The display of the index characters can be modified with the Index labels elements, discussed in the main document, Section 5.6.4 Index Labels.

CJK Index Markers

Special index markers have been added to the CJK collations for stroke, pinyin, zhuyin, and unihan. These markers allow for effective and robust use of indexes for these collations. For example, near the start of the pinyin tailoring there is the following:

<p> A</p><!-- INDEX A -->
<pc>阿呵𥥩锕𠼞𨉚</pc><!-- ā -->

<pc>翶</pc><!-- ao -->
<p> B</p><!-- INDEX B -->

These indicate the boundaries of "buckets" that can be used for indexing. They are always two characters starting with the noncharacter U+FDD0, and thus will not occur in normal text. For pinyin the second character is A-Z; for unihan it is one of the radicals; and for stroke it is a character after U+2800 indicating the number of strokes, such as ⠁. For zhuyin the second character is one of the standard Bopomofo characters in the range U+3105 through U+3129.
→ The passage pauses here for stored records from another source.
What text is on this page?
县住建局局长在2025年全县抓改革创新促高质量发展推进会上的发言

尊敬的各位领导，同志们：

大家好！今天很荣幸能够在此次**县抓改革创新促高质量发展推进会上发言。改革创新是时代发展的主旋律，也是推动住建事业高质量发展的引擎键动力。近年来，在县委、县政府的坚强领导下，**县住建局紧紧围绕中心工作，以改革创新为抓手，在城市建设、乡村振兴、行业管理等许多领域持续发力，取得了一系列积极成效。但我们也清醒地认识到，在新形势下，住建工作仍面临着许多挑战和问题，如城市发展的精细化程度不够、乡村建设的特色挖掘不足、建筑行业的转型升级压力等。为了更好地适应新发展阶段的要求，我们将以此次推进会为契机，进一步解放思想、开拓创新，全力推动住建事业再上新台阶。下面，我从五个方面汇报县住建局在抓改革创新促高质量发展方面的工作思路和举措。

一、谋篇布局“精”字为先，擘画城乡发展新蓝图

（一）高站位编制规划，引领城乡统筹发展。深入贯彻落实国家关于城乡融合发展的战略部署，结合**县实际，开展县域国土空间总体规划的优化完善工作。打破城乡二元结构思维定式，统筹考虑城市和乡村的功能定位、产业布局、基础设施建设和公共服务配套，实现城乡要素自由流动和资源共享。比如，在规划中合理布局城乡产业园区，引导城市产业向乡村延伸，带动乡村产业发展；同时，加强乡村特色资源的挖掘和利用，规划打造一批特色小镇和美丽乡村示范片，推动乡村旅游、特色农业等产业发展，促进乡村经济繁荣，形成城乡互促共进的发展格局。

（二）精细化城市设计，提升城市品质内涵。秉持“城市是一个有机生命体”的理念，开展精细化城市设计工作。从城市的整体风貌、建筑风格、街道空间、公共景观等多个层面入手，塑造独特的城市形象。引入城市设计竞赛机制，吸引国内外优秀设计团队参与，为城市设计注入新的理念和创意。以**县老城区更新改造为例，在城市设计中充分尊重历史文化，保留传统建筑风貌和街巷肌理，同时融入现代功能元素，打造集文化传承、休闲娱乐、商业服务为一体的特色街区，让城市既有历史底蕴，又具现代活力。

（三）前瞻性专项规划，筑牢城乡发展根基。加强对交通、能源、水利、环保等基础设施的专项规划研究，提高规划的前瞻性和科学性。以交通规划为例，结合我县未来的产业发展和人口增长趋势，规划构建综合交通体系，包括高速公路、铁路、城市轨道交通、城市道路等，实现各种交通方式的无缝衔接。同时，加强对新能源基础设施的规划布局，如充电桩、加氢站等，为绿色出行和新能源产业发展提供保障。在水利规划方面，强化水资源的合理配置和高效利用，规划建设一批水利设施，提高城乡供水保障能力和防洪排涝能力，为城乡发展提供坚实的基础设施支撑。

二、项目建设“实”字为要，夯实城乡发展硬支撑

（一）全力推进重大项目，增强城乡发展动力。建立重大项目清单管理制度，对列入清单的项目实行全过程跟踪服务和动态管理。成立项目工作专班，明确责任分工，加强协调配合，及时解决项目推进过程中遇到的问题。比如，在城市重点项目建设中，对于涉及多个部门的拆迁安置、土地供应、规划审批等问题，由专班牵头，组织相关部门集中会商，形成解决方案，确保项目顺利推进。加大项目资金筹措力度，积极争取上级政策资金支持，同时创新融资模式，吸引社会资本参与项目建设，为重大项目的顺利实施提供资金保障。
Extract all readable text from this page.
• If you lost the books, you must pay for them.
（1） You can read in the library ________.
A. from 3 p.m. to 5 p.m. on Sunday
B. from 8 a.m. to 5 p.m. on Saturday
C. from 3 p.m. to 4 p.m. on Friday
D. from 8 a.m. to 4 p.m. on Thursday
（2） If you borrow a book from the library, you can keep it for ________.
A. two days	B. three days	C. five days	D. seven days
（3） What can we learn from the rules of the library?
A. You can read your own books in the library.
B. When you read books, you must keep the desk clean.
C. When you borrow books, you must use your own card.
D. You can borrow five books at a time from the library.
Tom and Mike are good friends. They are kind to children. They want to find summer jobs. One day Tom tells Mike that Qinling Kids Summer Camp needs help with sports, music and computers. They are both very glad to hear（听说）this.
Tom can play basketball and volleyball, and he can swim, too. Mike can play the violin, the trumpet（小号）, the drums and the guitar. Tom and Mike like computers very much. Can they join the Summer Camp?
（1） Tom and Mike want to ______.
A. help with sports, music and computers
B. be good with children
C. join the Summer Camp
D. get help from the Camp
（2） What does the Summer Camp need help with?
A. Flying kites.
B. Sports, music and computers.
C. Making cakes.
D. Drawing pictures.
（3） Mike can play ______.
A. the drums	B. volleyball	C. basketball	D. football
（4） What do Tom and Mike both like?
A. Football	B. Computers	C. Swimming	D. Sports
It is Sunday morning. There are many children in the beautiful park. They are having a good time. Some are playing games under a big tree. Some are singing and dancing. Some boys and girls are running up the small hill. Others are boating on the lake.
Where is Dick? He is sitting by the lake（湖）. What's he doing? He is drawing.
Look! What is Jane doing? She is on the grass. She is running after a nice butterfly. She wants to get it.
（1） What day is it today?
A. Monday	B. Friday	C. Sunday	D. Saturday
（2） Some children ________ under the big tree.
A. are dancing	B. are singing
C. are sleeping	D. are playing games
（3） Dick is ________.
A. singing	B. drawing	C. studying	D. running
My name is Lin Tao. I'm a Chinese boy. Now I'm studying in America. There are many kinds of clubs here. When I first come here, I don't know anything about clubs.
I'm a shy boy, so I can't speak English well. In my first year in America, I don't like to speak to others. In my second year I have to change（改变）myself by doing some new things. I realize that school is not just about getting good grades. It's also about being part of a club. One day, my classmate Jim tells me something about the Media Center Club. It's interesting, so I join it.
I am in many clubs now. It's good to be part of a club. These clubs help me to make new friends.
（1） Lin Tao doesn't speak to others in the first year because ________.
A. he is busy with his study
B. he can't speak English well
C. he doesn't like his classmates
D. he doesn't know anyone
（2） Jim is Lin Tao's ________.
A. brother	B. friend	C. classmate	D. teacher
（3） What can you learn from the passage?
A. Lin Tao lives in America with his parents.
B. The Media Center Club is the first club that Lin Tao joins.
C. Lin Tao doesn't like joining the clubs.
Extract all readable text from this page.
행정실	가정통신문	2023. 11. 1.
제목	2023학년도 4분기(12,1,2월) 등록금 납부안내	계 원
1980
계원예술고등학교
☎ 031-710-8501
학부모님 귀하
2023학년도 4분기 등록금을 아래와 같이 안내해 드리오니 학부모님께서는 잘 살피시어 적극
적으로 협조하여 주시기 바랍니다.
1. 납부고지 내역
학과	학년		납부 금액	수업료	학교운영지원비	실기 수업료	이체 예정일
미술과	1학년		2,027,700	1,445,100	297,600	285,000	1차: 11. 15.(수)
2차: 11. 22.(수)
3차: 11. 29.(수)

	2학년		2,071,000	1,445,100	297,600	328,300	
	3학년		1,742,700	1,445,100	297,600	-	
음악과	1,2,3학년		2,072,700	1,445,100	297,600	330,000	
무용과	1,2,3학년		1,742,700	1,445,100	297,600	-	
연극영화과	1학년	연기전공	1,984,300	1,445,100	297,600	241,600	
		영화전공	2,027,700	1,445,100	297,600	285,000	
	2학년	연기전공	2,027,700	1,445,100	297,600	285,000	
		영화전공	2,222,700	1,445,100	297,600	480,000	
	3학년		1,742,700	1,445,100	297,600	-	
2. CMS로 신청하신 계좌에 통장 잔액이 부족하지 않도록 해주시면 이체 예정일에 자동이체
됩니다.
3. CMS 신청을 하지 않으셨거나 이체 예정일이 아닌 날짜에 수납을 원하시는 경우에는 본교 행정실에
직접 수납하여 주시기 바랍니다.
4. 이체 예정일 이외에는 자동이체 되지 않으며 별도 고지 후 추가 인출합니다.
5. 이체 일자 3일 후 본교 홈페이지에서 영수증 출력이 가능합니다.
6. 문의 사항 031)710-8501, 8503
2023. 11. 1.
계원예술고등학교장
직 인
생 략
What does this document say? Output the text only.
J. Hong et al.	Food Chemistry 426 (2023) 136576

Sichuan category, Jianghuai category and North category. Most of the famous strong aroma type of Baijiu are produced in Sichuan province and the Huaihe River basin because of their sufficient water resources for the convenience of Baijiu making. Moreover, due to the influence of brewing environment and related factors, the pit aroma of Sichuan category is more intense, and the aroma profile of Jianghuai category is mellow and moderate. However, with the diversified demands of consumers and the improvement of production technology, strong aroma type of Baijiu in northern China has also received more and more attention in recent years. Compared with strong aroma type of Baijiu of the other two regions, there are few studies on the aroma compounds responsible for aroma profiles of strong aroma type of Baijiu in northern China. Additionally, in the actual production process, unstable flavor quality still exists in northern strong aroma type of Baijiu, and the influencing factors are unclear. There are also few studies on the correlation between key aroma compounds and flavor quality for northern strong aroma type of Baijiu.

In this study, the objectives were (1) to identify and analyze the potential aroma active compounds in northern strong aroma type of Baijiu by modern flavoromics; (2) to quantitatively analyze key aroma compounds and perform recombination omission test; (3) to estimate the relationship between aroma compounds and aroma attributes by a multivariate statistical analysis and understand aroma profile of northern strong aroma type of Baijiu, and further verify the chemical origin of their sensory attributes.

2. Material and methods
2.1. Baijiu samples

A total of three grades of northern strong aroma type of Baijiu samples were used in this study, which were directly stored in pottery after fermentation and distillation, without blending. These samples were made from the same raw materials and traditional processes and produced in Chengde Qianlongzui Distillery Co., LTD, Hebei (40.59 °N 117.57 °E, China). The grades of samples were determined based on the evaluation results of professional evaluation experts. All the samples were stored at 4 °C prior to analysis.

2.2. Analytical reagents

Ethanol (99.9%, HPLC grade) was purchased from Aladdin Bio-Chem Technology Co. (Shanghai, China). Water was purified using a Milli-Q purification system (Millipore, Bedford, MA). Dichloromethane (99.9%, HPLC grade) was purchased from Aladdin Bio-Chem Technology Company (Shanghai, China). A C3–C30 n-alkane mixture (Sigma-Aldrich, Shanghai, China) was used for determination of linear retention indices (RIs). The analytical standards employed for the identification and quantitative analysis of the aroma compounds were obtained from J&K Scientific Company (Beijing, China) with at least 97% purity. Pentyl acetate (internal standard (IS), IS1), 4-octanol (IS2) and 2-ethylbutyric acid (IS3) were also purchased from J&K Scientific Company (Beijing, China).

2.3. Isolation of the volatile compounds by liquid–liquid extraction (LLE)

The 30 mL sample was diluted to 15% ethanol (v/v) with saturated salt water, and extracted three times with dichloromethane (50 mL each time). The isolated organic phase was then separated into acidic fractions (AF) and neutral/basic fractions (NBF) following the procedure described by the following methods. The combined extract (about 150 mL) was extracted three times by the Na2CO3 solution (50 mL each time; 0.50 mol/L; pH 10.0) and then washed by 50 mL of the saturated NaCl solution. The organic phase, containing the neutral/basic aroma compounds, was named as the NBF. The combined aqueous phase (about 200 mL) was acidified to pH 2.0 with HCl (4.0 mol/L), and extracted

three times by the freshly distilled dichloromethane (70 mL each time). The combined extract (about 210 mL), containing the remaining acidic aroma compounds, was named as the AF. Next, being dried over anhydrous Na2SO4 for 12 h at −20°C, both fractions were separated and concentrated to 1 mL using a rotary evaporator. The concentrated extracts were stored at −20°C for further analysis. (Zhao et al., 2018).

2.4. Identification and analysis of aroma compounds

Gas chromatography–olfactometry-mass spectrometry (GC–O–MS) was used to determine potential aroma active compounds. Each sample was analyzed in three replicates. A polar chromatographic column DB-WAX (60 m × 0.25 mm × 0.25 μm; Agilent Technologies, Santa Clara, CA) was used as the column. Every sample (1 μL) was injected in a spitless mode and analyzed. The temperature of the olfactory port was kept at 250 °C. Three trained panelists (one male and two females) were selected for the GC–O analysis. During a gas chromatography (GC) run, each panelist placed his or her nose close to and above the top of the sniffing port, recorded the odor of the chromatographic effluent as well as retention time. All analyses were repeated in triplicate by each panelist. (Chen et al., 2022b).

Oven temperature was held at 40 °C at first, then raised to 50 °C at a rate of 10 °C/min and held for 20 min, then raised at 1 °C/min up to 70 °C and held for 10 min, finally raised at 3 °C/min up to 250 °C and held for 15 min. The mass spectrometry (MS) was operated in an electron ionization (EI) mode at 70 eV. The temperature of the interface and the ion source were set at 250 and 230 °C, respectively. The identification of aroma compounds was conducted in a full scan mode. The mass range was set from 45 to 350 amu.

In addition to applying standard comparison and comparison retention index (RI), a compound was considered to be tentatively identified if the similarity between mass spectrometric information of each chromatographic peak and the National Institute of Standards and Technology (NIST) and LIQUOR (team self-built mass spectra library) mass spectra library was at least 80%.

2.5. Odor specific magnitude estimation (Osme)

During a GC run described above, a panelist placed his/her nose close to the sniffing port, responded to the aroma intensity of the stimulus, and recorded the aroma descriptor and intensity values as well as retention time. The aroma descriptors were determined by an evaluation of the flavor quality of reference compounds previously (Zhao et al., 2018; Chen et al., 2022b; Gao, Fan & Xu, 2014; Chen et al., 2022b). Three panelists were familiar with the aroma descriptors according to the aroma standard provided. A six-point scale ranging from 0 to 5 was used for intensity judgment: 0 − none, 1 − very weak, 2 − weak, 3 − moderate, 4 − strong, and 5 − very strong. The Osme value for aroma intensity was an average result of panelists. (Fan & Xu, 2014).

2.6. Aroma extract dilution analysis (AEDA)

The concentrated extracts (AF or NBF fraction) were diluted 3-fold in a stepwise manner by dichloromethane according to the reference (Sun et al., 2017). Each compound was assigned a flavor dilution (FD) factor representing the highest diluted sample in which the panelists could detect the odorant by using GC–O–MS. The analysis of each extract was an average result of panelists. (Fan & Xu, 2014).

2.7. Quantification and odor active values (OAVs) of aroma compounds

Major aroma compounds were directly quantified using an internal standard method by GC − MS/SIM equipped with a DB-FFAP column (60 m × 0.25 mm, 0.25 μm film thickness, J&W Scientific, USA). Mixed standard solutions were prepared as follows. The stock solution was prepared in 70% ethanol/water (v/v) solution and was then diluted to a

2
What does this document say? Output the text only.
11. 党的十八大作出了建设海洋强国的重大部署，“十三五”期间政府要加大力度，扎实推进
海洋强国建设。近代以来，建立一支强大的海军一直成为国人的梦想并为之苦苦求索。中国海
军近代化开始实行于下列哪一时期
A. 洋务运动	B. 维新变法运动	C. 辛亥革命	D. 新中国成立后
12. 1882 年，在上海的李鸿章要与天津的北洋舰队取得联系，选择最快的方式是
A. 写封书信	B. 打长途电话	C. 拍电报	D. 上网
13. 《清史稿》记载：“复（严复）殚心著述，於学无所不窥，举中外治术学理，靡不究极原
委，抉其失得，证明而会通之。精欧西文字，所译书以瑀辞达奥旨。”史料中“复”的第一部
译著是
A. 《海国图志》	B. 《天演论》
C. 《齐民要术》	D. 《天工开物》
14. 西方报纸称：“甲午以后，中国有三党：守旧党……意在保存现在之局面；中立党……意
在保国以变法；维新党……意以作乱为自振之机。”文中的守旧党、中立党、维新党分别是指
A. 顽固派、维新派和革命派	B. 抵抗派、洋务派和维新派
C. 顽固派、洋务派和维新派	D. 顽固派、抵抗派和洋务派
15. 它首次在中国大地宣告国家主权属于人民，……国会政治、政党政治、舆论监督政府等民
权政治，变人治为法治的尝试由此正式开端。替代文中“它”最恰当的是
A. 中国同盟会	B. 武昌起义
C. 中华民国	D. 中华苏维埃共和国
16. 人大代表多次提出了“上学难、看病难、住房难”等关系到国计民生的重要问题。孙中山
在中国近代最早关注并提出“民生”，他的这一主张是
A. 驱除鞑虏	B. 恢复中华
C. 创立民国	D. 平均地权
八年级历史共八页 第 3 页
The corresponding bucket label strings are the boundary strings with the leading U+FDD0 removed. For example, the Pinyin boundary string "\uFDD0A" yields the label string "A".

However, for stroke order, the label string is the stroke count (second character minus U+2800) as a decimal-digit number followed by 劃 (U+5283). For example, the stroke order boundary string "\uFDD0\u2805" yields the label string "5劃".